Ce n'est pas du champagne, mais tout de même des côtes-du-rhône-villages. Marcel en a hérité au décès de son père. Déjà habitué à travailler sur la propriété, il a continué l'exploitation. Mais les ceps ont vieilli. L'esca a délabré certaines parcelles et de coûteux travaux se sont imposés.
Pour continuer l'exploitation et trouver des capitaux, il décide de constituer une SCEA - société civile d'exploitation agricole - à laquelle les tiers intéressés participent financièrement alors que Marcel y apporte la jouissance de son vignoble. Les apporteurs de fonds ont ainsi confié à Marcel la gérance de la société. Autrement dit, il prend les initiatives financières pour la gestion de l'entreprise et est immatriculé à la MSA comme exploitant gérant.
Lors du bilan de la première année d'activité, les associés ont critiqué sa gestion dans la conduite de l'exploitation. Ils trouvaient trop de dépenses incontrôlées.
Mais les associés ont besoin de Marcel. Il est le seul à pouvoir augmenter les revenus de la société par sa qualité de vigneron. L'assemblée prend donc une décision : à partir du 1er février, Marcel n'est plus gérant de la société mais seulement gérant technique appointé, devenant salarié et cédant toutes ses parts aux autres associés. Doit-il alors cotiser à la MSA au titre de ses anciennes fonctions pour l'année entière ou seulement pour les quelques semaines où il a effectivement exercé la gérance de la société ?
Un tel cas de figure s'est présenté devant le tribunal des affaires sociales et, en dernier lieu, devant la Cour de cassation. Depuis le 10 février 2010, un agriculteur n'était plus chef d'exploitation et, cependant, la MSA lui réclamait l'intégralité des cotisations dues pour 2010.
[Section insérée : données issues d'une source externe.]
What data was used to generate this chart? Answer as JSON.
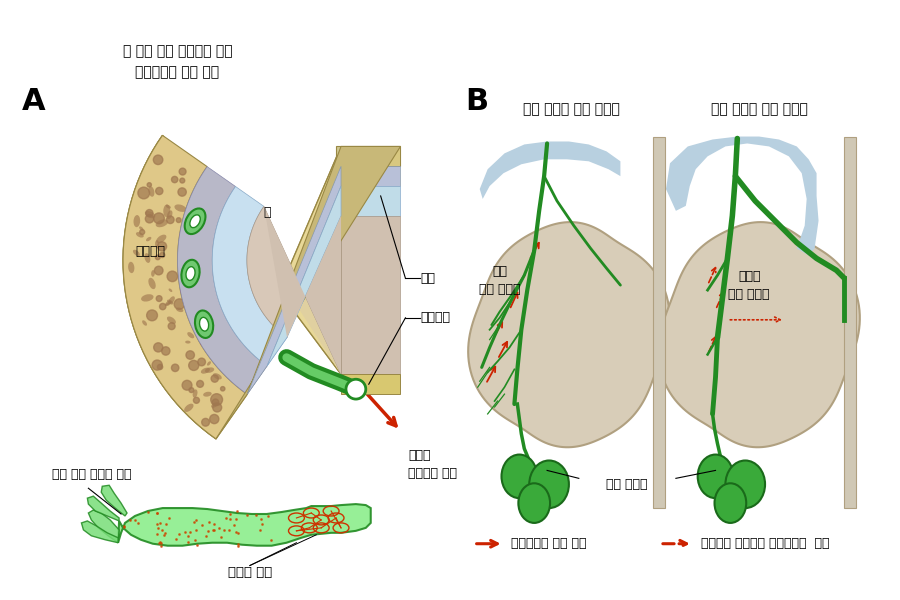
{
  "title_A": "뇌 하부 뇌막 림프관을 통한\n뇌척수액의 배출 경로",
  "label_A": "A",
  "label_B": "B",
  "label_brain": "뇌",
  "label_csf": "뇌척수액",
  "label_meninges": "뇌막",
  "label_skull_space": "두개골공",
  "label_skull_out": "두개골\n바깥으로 배출",
  "label_peripheral": "말초 뇌막 림프관 다발",
  "label_valve": "림프관 판막",
  "title_young": "젊은 생쥐의 뇌막 림프관",
  "title_old": "고령 생쥐의 뇌막 림프관",
  "label_normal_lymph": "정상\n뇌막 림프관",
  "label_aged_lymph": "노화된\n뇌막 림프관",
  "label_cervical": "경부 림프절",
  "legend_normal": "뇌척수액의 정상 배출",
  "legend_aged": "노화에서 감소하는 뇌척수액의  배출",
  "bg_color": "#ffffff",
  "green_main": "#228B22",
  "green_light": "#90EE90",
  "green_dark": "#1a6a1a",
  "red_arrow": "#cc2200",
  "brown_dots": "#8B6050"
}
Il a demandé à la MSA de réduire la somme réclamée au montant correspondant à un mois et dix jours de l'année 2010, alors qu'il était devenu salarié de la société et immatriculé en tant que tel. La commission de recours amiable de la MSA puis le tribunal des affaires de Sécurité sociale lui ont donné tort. Sûr de son bon droit, Marcel s'est pourvu en cassation. Mal lui en a pris.
La Cour de cassation a confirmé le jugement précédent. Son motif est à retenir. Selon elle, il résulte de l'article L. 731-10-1 du code rural que les cotisations dues par les chefs d'exploitation et, du même coup, les gérants de SCEA comme de GFA exploitant sont fixées pour chaque année civile. La situation du chef d'exploitation ou d'entreprise agricole est appréciée au premier jour de l'année civile pour laquelle ces cotisations sont dues. En cas de cessation de l'activité au cours de l'année, le chef d'exploitation ou d'entreprise est tenu au paiement des cotisations pour l'année entière.
Il en résulte que, même si Marcel n'est plus chef d'exploitation à partir du 1er février et même s'il était immatriculé comme salarié à partir de cette date, il doit s'acquitter des cotisations de chef d'exploitation pour toute l'année.
Pourra-t-on soutenir que la société doit supporter les cotisations réclamées à Marcel, alors qu'il n'est plus chef d'exploitation ? Le problème se présente aussi lorsqu'un propriétaire vend son bien foncier en cours d'année. Il supporte la taxe foncière pour l'année entière, quelle que soit la date de la vente. Quitte à se faire rembourser proportionnellement par l'acquéreur.